Keywords: Alzheimer’s Disease, amyloid, positron emission tomography, centiloid, harmonization

1. INTRODUCTION

Positron emission tomography (PET) based molecular imaging of Alzheimer’s disease (AD) pathology is a vital tool for AD research, diagnosis, and clinical trials (Johnson et al., 2016; Klunk et al., 2004; Sperling et al., 2014a). PET imaging of the fibrillar β-amyloid (Aβ) protein is one of the primary screening and outcome measurements in primary and secondary prevention trials for AD (Sperling et al., 2014b), however difficulties in applying prior research due to issues of translation, comparison, and communication of Aβ-PET values (Klunk et al., 2015; Landau et al., 2013) remains a challenge. For instance, differences in scanning equipment (Joshi et al., 2009), processing methodology (Su et al., 2018), and radiotracer (Landau et al., 2014; Maass et al., 2017) create variations in the distribution of measured values. These issues are potentially magnified by the wide variety of Aβ-PET tracers in use (Johnson et al., 2013). Currently, three F-18 based Aβ-PET ligands are FDA approved and are widely used in clinical trials: florbetapir (FBP) (Clark et al., 2011); flutemetamol (Vandenberghe et al., 2010); and florbetaben (Rowe et al., 2008). C-11 Pittsburgh Compound B (PiB) (Klunk et al., 2004), is the current gold standard for Aβ-PET radiotracers. These ligands exhibit differences in dynamic range, measurement noise, off-target binding, and non-specific binding. As such, typical values of Aβ-PET positive values can range from 0.8 (Brendel et al., 2015) to 2.5 (Jack et al., 2013) standardized uptake value ratio (SUVr) depending on the processing methodology, target region, reference region, and ligand (Landau et al., 2015; Villemagne et al., 2014), which makes it problematic to discern the exact level of Aβ burden that a particular value is referring to.

To address these issues, the Centiloid project(Klunk et al., 2015) developed a standardized scale to facilitate the uniform reporting of Aβ-PET measures and allow the merging of large publicly available datasets such as the Australian Imaging, Biomarker & Lifestyle Flagship Study of Ageing (AIBL) and Alzheimer’s Disease Neuroimaging Initiative (ADNI). The Centiloid project established an arbitrary reference scale based on a reference PiB dataset, a prescribed processing methodology, and a linear transform that established 0 and 100 as the respective “typical” values of negative controls versus AD patients in the reference dataset (http://www.gaain.org/centiloid-project). Centiloid measures can thus be interpreted as an approximate percent signal of a typical AD patient from the reference sample, though it is important to note that the measurement range is not bounded by 0 and 100 but rather anchored at these two fixed points. Other Aβ-PET measures (with different processing, reference regions, etc.) are then mapped to this reference scale via linear transforms derived from comparisons of the same source data from different processing pipelines. For other tracers, paired sample datasets of individuals with both PiB and another tracer are used to derive linear fits that map the other tracer to PiB like units, and then the Centiloid transform is applied. In this way the 0 and 100 points of the scale remain invariant and always refer to the original PiB reference dataset.

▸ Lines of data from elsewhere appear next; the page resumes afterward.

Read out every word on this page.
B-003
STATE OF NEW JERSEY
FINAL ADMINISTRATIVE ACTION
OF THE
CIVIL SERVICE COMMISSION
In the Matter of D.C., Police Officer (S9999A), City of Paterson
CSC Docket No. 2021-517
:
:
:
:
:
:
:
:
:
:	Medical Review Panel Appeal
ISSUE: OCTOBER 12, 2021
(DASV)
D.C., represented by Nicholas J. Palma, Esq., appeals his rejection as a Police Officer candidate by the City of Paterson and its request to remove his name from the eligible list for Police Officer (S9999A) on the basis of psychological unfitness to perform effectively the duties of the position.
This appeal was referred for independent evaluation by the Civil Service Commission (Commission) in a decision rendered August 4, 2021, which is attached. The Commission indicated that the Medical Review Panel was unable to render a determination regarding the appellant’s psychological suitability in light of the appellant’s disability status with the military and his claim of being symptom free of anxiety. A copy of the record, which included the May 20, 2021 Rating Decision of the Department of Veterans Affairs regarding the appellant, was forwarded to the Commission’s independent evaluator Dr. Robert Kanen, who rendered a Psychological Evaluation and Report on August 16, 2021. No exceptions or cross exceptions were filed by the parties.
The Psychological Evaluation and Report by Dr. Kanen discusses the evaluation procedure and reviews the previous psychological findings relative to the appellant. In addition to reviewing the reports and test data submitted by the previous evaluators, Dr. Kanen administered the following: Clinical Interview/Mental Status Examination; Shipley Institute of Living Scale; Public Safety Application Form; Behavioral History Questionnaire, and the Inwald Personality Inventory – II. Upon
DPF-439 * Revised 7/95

The Centiloid mapping is based entirely on linear transforms, which are not appropriate in all cases. In particular when measurement variability is not scaled uniformly across the range of values it is a strong indication that measurements from two tracers or scales cannot be mapped onto one another with a single uniform slope. This phenomena can be particularly noticeable when comparing the ratio of variances of low amyloid groups across measurement scales to high amyloid groups across measurement scales. For instance a method may result in a larger range of high values while having little effect on the variability of low amyloid values, implying the need for two slopes to model low and high amyloid relations or some true non-linear function. These types of scaling differences can arise from spatial normalization approaches, atlas based regional definitions, tissue probabilities, and partial volume correction (Greve et al., 2016). In addition, when mapping between tracers, differences in dynamic range (Landau et al., 2013), non-specific binding, and off-target binding (Tolboom et al., 2009) create non-trivial differences in measurement scaling. The result of applying a linear transform in these situations can result in systematic under or over estimation of Aβ signal, particularly in the lower ranges of PET signal, as the linear transforms are biased to the larger measurement variance in the high Aβ group. This mismatch in low and intermediate ranges can create incongruencies between measurements across the range and notably in boundaries between low and high distributions where thresholds are commonly placed. In short the centiloid scale with chained linear transforms only guarantees a common range for Aβ measurements based on two fixed points at 0 and 100. However, as these fixed points are based on the means of the AD and control groups, it does not guarantee common upper or lower bounds beyond those points or that the actual measurement scales are comparable as one moves away from them.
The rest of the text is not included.